Judy’s parents, Mr. and Mrs. Gall, came to the house one time, a few days before the marriage. They sat on opposite ends of the sofa not acknowledging each other’s existence, but agreed on one thing: “We don’t want our daughter marrying your no-good son.”

My mother threw them out.

A week before the wedding, Mr. Pokash died. His nephews showed up the next morning and emptied his apartment.

“We loved your uncle,” my mother told them as they got into their U-Haul van.

“He molested us when we were children,” one of them replied, and then they drove off.


The afternoon of the day before I was to leave to begin Basic Training, with the thoughts of Judy in the pink dress she wore to get married in still fresh on my mind, I heard heavy footsteps coming from the upstairs that I knew weren’t Tom’s. I had seen him leave for work that morning. Mom and I were sitting in the kitchen drinking lemonade and we both glanced up at the same time.

“Its started already,” she said.

“What has?”

“Her having men up there while your brother is at work,” she replied. “I knew she was a tramp the first time I laid eyes on her.”

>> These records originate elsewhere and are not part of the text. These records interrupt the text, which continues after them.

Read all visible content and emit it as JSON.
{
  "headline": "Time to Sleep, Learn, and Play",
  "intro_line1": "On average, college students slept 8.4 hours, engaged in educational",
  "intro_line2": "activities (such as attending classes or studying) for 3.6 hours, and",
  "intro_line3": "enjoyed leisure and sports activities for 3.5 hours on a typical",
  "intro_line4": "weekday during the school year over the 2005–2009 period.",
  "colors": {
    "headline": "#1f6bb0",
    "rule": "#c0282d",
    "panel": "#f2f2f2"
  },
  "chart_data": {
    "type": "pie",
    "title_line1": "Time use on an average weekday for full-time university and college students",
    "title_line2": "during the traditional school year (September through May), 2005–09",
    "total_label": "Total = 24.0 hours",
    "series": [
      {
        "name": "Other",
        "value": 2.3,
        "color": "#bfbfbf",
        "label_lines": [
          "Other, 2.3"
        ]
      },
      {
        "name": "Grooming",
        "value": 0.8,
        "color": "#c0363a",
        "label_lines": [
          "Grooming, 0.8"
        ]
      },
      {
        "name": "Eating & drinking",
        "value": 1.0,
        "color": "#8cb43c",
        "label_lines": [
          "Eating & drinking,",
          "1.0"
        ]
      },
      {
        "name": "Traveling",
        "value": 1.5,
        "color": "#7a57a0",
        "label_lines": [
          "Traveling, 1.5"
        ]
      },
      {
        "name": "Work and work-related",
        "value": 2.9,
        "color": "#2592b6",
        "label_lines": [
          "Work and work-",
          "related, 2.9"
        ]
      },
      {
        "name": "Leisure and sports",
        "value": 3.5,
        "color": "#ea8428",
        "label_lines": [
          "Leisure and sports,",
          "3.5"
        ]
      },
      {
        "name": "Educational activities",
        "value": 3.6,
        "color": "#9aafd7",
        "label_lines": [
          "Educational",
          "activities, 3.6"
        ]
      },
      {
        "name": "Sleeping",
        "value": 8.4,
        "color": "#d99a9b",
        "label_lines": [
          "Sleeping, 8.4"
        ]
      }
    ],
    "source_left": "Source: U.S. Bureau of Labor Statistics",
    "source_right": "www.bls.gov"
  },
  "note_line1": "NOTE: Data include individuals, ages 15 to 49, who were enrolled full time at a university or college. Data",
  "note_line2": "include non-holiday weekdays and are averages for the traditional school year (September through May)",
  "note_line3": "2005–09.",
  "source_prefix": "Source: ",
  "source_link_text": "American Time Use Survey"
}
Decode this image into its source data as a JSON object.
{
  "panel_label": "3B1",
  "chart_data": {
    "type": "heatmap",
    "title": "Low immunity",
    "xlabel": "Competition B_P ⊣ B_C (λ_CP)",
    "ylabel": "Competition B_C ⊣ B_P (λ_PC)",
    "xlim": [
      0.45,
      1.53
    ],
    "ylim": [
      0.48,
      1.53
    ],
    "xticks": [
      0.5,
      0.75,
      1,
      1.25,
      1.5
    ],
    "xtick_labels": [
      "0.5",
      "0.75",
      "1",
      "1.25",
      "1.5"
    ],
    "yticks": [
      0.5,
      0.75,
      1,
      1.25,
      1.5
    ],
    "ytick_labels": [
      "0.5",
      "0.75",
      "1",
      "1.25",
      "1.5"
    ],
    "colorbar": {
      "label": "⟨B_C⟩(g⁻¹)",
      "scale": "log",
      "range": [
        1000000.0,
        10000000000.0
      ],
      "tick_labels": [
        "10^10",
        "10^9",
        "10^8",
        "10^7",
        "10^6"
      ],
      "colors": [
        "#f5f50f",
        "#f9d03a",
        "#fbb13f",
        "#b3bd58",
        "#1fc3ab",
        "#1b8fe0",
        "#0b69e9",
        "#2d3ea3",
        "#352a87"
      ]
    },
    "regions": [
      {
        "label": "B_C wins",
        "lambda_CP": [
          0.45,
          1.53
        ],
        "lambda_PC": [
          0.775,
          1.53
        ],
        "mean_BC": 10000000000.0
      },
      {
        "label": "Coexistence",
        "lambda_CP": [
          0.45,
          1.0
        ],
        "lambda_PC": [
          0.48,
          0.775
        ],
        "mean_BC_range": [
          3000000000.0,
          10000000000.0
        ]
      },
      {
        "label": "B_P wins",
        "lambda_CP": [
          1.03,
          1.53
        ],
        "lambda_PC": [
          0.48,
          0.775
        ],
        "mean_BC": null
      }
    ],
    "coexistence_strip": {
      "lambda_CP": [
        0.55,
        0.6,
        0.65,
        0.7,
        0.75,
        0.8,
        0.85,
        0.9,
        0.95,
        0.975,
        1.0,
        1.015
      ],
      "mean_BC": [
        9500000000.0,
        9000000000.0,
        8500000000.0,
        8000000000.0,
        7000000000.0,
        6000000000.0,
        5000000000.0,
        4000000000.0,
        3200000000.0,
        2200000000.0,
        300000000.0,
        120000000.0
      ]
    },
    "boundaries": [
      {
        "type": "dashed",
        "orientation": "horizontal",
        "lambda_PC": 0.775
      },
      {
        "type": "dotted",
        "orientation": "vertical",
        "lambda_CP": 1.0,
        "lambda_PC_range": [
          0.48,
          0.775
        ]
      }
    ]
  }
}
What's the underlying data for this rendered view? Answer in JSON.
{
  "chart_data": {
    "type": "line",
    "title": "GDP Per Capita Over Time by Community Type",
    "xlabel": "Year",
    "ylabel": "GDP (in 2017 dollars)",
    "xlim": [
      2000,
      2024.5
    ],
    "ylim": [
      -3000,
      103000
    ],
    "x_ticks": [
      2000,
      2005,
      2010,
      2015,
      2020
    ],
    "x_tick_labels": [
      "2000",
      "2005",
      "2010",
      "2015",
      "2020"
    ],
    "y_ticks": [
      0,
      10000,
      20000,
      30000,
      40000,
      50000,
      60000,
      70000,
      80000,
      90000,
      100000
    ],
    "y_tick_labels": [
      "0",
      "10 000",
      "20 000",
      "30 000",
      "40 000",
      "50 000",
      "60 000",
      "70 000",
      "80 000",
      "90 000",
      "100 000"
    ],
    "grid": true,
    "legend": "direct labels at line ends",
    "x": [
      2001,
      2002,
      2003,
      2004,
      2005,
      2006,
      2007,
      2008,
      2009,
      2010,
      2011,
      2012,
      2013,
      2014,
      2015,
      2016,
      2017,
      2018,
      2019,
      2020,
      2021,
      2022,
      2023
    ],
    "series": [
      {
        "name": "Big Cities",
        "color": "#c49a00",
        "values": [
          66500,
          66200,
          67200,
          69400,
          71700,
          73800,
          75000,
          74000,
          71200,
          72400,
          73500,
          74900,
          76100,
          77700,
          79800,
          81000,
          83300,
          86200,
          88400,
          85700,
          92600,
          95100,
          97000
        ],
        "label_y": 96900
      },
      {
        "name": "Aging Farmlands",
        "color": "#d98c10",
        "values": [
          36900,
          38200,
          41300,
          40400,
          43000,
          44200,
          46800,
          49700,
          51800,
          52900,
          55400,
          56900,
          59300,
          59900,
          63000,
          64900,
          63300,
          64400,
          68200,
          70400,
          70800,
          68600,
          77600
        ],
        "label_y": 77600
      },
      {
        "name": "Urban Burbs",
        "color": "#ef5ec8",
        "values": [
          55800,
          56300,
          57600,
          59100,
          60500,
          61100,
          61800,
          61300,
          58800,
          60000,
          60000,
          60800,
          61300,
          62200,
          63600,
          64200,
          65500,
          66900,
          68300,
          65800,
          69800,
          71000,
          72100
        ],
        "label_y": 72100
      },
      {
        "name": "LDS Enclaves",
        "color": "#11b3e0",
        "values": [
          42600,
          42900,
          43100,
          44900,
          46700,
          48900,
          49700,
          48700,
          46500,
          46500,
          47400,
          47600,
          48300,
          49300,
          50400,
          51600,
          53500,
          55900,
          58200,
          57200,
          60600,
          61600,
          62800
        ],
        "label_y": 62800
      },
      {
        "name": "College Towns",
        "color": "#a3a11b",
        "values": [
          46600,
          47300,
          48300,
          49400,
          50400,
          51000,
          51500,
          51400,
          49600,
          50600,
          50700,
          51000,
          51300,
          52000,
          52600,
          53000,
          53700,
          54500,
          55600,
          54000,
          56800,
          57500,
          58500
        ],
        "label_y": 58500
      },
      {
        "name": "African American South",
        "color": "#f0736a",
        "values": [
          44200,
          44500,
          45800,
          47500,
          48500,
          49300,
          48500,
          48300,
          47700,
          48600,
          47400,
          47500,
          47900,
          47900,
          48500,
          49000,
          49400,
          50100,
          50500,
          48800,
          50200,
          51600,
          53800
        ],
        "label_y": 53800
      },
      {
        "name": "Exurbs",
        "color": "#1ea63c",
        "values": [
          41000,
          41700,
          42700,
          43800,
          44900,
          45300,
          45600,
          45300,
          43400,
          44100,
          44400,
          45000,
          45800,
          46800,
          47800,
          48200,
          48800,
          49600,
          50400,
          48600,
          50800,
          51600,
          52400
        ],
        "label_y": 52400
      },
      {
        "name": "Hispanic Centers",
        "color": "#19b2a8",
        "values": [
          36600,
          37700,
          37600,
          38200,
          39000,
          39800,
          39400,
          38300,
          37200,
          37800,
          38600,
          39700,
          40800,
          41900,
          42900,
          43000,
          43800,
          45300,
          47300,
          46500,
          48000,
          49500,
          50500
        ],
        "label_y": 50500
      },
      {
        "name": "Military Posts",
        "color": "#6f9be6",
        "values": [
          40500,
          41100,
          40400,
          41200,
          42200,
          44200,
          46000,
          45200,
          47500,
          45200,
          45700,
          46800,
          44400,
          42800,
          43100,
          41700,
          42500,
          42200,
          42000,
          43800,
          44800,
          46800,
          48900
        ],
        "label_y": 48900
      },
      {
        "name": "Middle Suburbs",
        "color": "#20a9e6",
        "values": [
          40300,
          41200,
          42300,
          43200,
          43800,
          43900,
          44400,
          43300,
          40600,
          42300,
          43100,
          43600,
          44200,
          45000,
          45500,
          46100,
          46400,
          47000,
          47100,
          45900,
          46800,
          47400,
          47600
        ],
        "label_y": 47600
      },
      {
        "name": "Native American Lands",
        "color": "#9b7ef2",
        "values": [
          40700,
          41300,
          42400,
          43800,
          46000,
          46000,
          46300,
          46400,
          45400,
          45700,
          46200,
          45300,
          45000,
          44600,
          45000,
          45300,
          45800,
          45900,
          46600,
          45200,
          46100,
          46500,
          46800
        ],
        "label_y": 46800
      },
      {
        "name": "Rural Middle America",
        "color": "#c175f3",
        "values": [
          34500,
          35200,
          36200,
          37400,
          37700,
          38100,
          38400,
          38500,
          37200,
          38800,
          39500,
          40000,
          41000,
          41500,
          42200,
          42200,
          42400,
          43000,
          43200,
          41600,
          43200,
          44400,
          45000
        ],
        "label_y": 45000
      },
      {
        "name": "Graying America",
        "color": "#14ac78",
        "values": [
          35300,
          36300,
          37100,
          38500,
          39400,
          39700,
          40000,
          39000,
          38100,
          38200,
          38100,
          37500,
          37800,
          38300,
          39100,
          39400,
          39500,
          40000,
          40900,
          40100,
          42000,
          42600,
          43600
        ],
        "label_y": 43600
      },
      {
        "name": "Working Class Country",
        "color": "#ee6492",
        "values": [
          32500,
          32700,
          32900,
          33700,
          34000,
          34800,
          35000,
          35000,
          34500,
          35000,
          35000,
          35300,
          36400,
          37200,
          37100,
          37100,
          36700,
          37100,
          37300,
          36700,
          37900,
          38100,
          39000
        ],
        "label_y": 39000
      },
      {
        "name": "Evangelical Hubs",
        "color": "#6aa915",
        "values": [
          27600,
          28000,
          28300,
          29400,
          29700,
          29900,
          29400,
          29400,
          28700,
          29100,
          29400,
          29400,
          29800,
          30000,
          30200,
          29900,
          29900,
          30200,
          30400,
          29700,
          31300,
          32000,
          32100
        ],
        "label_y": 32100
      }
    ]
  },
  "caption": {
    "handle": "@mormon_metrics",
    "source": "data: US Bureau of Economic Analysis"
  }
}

I could feel my cheeks turn red. I had fallen in love with her but I never allowed myself to dwell on it. I quickly rose from the table and rushed into the living room. When I tried to open the door leading to the upstairs I found it locked. I began pounding on the door with both fists. A few moments later I could hear Judy’s footsteps as she came down the stairs. The door clicked from the other side and then it opened.

“What’s wrong?” she asked, her eyes wide with alarm.

“You cant hide what you’re doing,” I yelled, my emotions racing with equal parts anger and jealousy. I pushed her aside and ran up the stairs. In their living room a man in a light gray uniform with a Bergman’s Televisions patch on the back was installing a new television set.

Judy came up behind me. “Before he got sick, Mr. Pokash gave us money as an engagement gift and we held on to it to buy a television and they’re just now delivering it,” she said. “What did you think I was hiding?”


The next morning my mother stayed in bed and didn’t speak to me before I left for the Army. Tom and Judy drove me to the recruiting station where I was to leave for Basic Training along with other new enlistees. She wore a bright blue blouse, tight-fitting jeans and open-toed sandals. Her toenails were painted gold with flecks of green.